Wenn die Münzen bis obenhin reichen und ungefähr fünf Euro beisammen sind, ist es Zeit für meinen Herrn, sich eine Käseteigtasche, ein kleines Wasser und eine Milch zu holen und mich an meinen Platz zu stellen, Kottbusser Damm/Maybachufer, die heruntergehenden Rollläden leisten mir Gesellschaft, er füllt mich mit Milch, dann kommt der Hund vorbei und trinkt langsam davon, den ganzen Abend. Auf diese Weise bleibt auch der Hund satt, und das Kästchen an seinem Platz, nämlich ich, dieses kleine Kästchen, das von morgens bis abends in seiner Ecke steht, fast unsichtbar ist, an dem man jeden Tag vorbeigeht und sich noch nicht mal nach ihm umdreht.

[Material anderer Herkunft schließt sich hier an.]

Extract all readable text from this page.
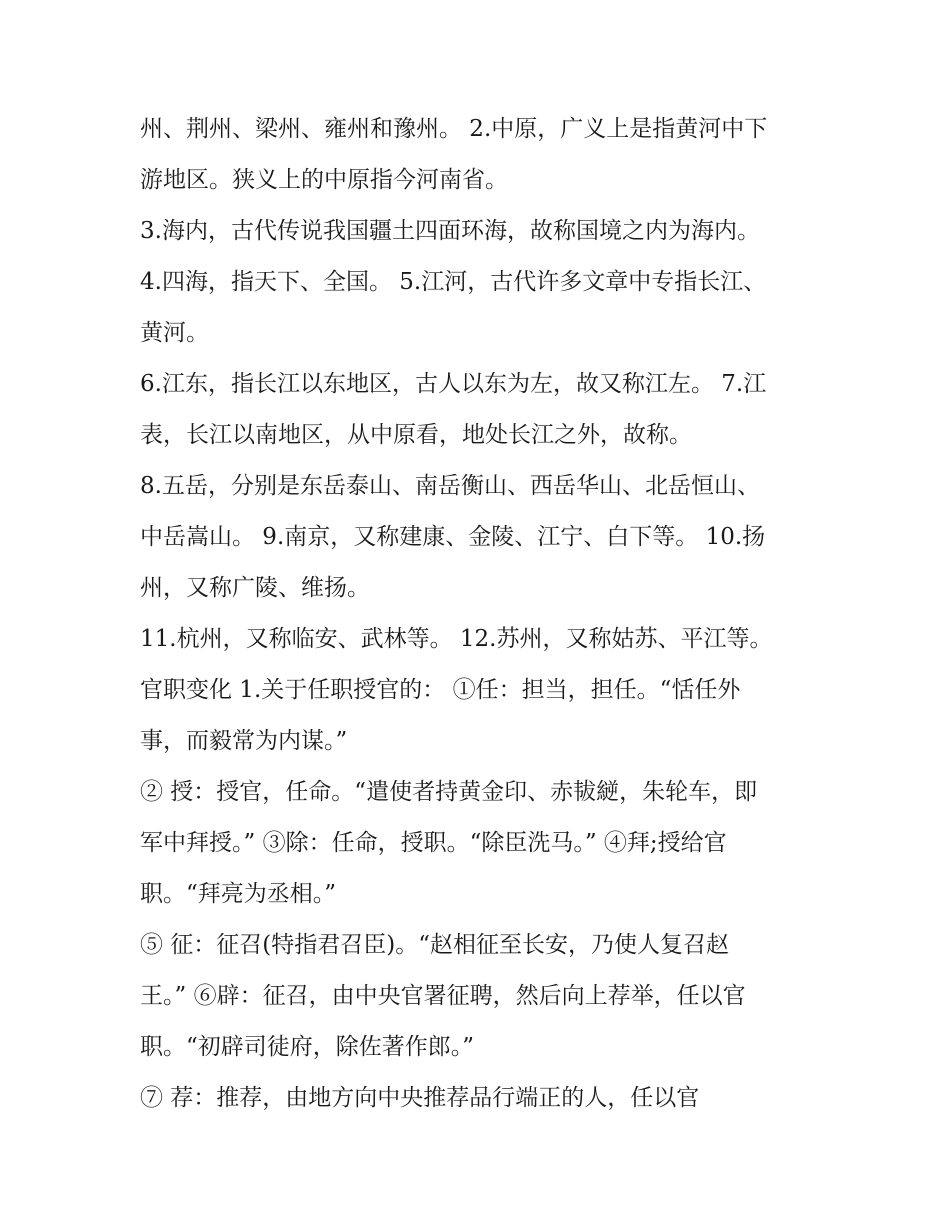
州、荆州、梁州、雍州和豫州。 2.中原，广义上是指黄河中下
游地区。狭义上的中原指今河南省。
3.海内，古代传说我国疆土四面环海，故称国境之内为海内。
4.四海，指天下、全国。 5.江河，古代许多文章中专指长江、
黄河。
6.江东，指长江以东地区，古人以东为左，故又称江左。 7.江
表，长江以南地区，从中原看，地处长江之外，故称。
8.五岳，分别是东岳泰山、南岳衡山、西岳华山、北岳恒山、
中岳嵩山。 9.南京，又称建康、金陵、江宁、白下等。 10.扬
州，又称广陵、维扬。
11.杭州，又称临安、武林等。 12.苏州，又称姑苏、平江等。
官职变化 1.关于任职授官的： ①任：担当，担任。“恬任外
事，而毅常为内谋。”
② 授：授官，任命。“遣使者持黄金印、赤韨縌，朱轮车，即
军中拜授。” ③除：任命，授职。“除臣洗马。” ④拜;授给官
职。“拜亮为丞相。”
⑤ 征：征召(特指君召臣)。“赵相征至长安，乃使人复召赵
王。” ⑥辟：征召，由中央官署征聘，然后向上荐举，任以官
职。“初辟司徒府，除佐著作郎。”
⑦ 荐：推荐，由地方向中央推荐品行端正的人，任以官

Tritte wären mir lieber als eine solche Missachtung. Dieses bescheidene Kästchen bin ich, tagsüber werde ich mit Münzen gefüllt und die ganze Nacht lang passt der Hund auf mich auf bis zum Morgengrauen, wenn mein Herr wieder die Schicht übernimmt, das Schild „Habe Hunga“ vor mir aufstellt und ich mich wieder füllen lasse, das ist meine Arbeit, mein Leben, meine Aufgabe in dieser Stadt Berlin.

Es graut der Morgen, die Rollläden gehen hoch. Aber wo gehen die Rollläden jeden Morgen hin?